Does the changing of the guard at AOL Time Warner and Vivendi Universal recently mean that the cross media deal is dead?
Lots of questions and nobody seems to have any answers. But that’s why we’re here, to take a shot at it.
First: Why are cross media, multimedia, strategic alliances (or whatever you want to call them) made? There are a lot of different agendas. And many times, the buyer and the seller have different agendas. Let’s look at the two of them:
Seller agenda: I am a media conglomerate with a lot of different types of media vehicles. I want to make big deals with big companies. They are buying a lot of our stuff anyway and it would be nice to get a larger share of their overall budget. Maybe I could extend into some other properties that they are not buying. Ideally this media company has something in video (a TV network, some cable entities), something on the Web (a major Web presence) and something in magazines.
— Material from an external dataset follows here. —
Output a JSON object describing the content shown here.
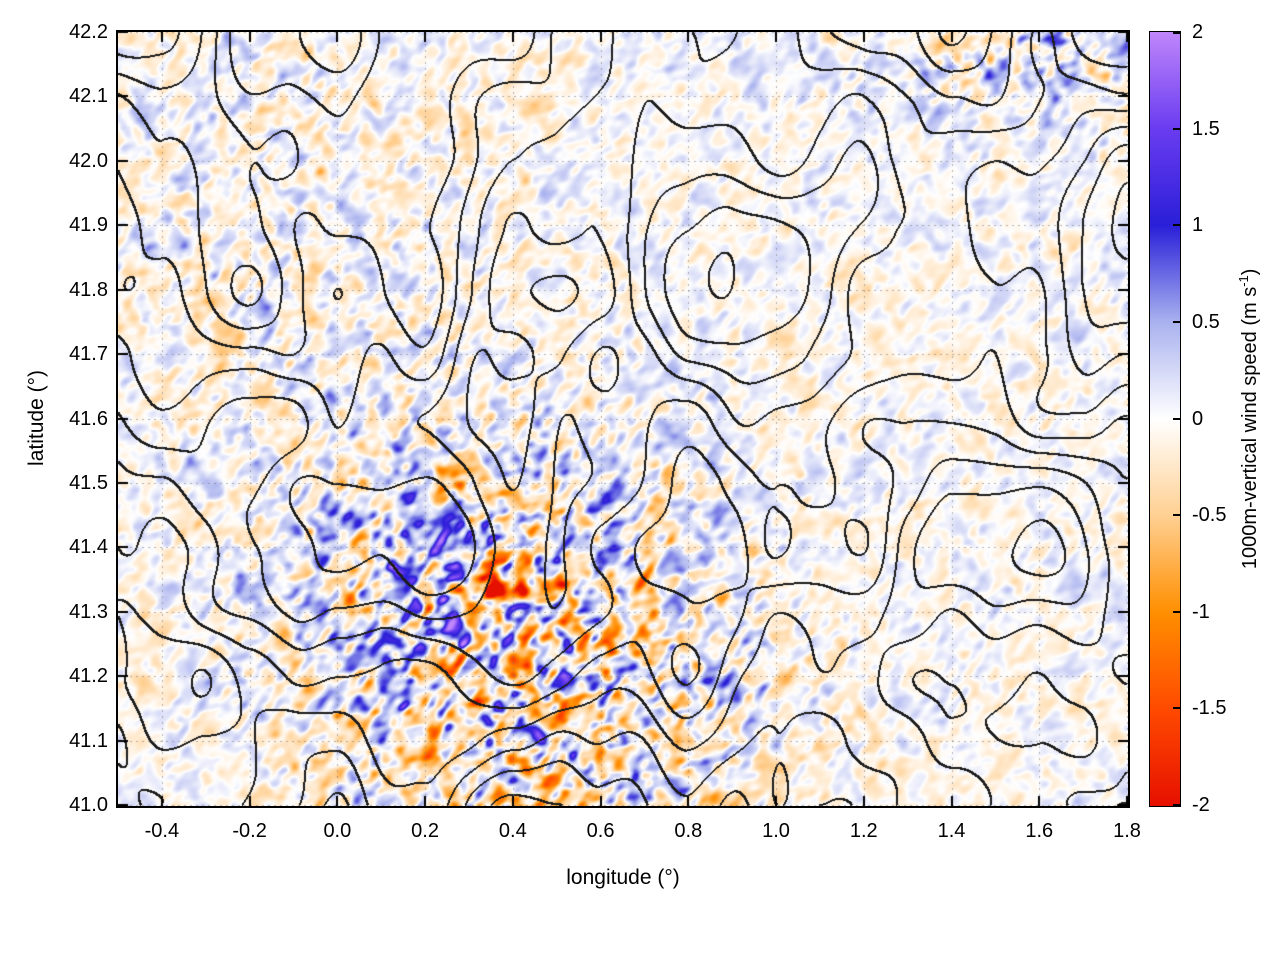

Other media such as radio, newspapers and out-of-home might be considered as add-ons to such a deal, but they are not going to be the primary drivers.
Buyer agenda: Media planning has become increasingly significant. And while major brands are involved with many different media, few brands can afford to be in every possible medium. And there are specific vehicles within each medium that have priority for the buyer based on media planning parameters such as product/service usage habits, strategic target audience, lifestyle timing, geography, etc. A planner works hard to provide parameters for the buyer to take into account in negotiation. The reality is that some inventory will not make sense within some strategies at any price. And other inventory needs to be priced much more advantageously than a seller will want to price it for inclusion in the media mix. We’d love to make some big deals for what we want to buy at lower prices. But we don’t want to take on a lot of inventory that does not make sense for us.
Recently, there have been big cross media deals made (OMD and Disney stands out). The question with a deal like this will be whether both sides can stay happy enough to renew after the first year. (Remember that in the first years of Web strategic alliance deals, over 90% of these deals were not renewed, according to Iconocast.) And, if one is to believe the press, AOL Time Warner and Vivendi Universal non-performance in this arena is contributory to their current corporate troubles.
It is interesting that in the face of a massive market downturn, individuals have been called to account for not personally making their company successful where others have failed. One of the issues with the big cross media deals is that each of the media tend to be in a different profit center and some of them may want to make a specific deal more than others based on their perspective and their relationship with the client or agency involved. This is further complicated by the fact that few individuals have experience in selling all of the media involved in such a deal, thus each specialist must be involved and trusted to do the right thing for their own medium.
It is fairly easy to document the mainstream media value in these deals at current valuation. But as they are longer-term deals for the most part (at least one year in length), the cost valuation becomes harder and harder to do the further out you go. So, even if the entire inventory offered matches up to the plan (and it seldom does), the question then becomes one of predicting future pricing parameters.
Also from a buyer’s perspective, the recent upfront did little to establish that the bigger guys could do a better job. In fact, our discussions with those knowledgeable in the marketplace indicate that some big media companies moved too slowly and were left with their clients’ money in their pockets when the market closed. And there does not seem to have been success at the really big entities in cutting even part of a percentage off of the final deal with their combined clout.
Then there is the question of specificity. The bigger the deal, the less you can put specific brands, timing or media inventory into the deal. It must be left more general to be executed as brand budgets are allocated. So, even if the deal is major for both, the good faith of those making the deal will be tested again and again at the execution stage as those implementing for the brands attempt to mold the availabilities from the corporate deal to their brand goals.
So, where does this leave us? We believe that this arena will continue to be in flux and experimental. The industry will watch the deals that have been made with great interest to see if renewals are made. We DO think that there is a future for these deals. But we definitely need better analytical tools to evaluate the appropriateness of the media, sales promotion and other aspects of the deals to quantify their contribution to brand ROI. And the experiments that continue at $1B or so per pop? People will continue to bet their careers and their company future on them. Let’s hope that the process gets further refined before there is too much more road kill on the highway.